In Barcelona, properties were built on previously unused wasteland, the city underwent major regeneration and the city saw the arrival of the high speed train (AVE) which provided the long-awaited, and much-needed efficient connection to the capital, Madrid.
In the five years prior to the Games, Barcelona saw a huge increase of 130% in property prices.
“This could in some part be due to the huge improvements being made to the city, but then again the rest of the world was also experiencing a property boom and prices were on the rise in general,” Baker says.
This increase in property prices was also seen in the run up to later Olympic Games including Atlanta (1996), Sydney (2000) and Athens (2004) where house prices rose by more than the national average in the five years running up to the Games.
In Sydney house prices increased by 50% between 1996-2000 but this has since been attributed to general market influences rather than the Games.
However, in Athens the rising property prices in the Messogia area of the city were attributed to the fact that a new airport was being built to cope with the influx of people who would be descending upon the small city.
Baker continues: “It is this improvement in infrastructure which is often credited with the increased property prices. For example, when a city is still developing, the sudden surge in investment capital means that these locations can improve those things that have long discouraged people from visiting, investing in or moving to the area. As transport, services, amenities and reputation all improve – it’s no surprise that people express interest and prices are put up accordingly.

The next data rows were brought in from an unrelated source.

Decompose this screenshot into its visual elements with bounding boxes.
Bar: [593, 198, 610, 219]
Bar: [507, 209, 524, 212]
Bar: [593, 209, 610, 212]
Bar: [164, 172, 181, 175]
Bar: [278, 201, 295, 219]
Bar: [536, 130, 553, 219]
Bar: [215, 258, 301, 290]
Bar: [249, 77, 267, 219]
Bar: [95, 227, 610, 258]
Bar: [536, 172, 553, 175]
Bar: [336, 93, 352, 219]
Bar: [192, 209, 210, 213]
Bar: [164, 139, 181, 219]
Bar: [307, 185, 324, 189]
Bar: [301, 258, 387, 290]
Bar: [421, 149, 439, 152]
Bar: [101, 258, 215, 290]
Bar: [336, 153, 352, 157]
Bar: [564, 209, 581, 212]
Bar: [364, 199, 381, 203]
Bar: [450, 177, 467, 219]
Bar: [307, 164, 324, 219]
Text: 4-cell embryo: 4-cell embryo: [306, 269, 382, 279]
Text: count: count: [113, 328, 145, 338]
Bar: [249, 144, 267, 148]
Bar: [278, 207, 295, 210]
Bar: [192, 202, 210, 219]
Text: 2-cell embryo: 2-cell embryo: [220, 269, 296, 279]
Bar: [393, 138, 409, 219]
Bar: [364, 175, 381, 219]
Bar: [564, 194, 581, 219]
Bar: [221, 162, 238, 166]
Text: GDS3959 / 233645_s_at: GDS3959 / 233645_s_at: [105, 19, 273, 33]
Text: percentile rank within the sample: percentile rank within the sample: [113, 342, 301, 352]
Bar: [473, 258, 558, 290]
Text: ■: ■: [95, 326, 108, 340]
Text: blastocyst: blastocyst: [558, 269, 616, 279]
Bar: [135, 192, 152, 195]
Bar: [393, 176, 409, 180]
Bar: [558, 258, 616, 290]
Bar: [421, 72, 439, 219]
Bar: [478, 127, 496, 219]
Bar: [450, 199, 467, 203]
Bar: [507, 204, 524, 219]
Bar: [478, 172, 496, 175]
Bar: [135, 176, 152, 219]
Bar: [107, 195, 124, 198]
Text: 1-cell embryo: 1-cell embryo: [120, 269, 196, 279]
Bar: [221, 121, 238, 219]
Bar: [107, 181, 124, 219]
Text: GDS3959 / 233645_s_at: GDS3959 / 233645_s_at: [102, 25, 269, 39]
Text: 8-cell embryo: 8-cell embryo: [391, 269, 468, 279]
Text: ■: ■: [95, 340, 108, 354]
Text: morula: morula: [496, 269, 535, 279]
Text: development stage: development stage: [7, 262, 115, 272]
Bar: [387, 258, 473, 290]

“When we look at London, as we have seen elsewhere – there was an increase in property prices of 26% in the five years following the announcement that London would play host. In turn, surrounding areas that perhaps previously had negative reputations were now seen as desirable. Investment flooded into the area – the Olympic Park itself, Westfield Stratford City and improved transport links.”
There were increases in prices of 6% between November 2009-2010 in East London areas Forest Gate, Homerton and Leytonstone and of 5% in Clapton and Dalston.
Trendy Shoreditch saw property prices increase by a whopping 50% in the same period but it is impossible to tell whether this was a direct effect of the Olympic Games or whether it was a knock-on result of being close to the affluent areas of The City and Canary Wharf as well as the area attracting young, creative businesses which helped it to gain in popularity in general.
Baker adds: “Although the Olympics undoubtedly has some impact on property prices, other factors like inflation and general market trends can play a significant part too.”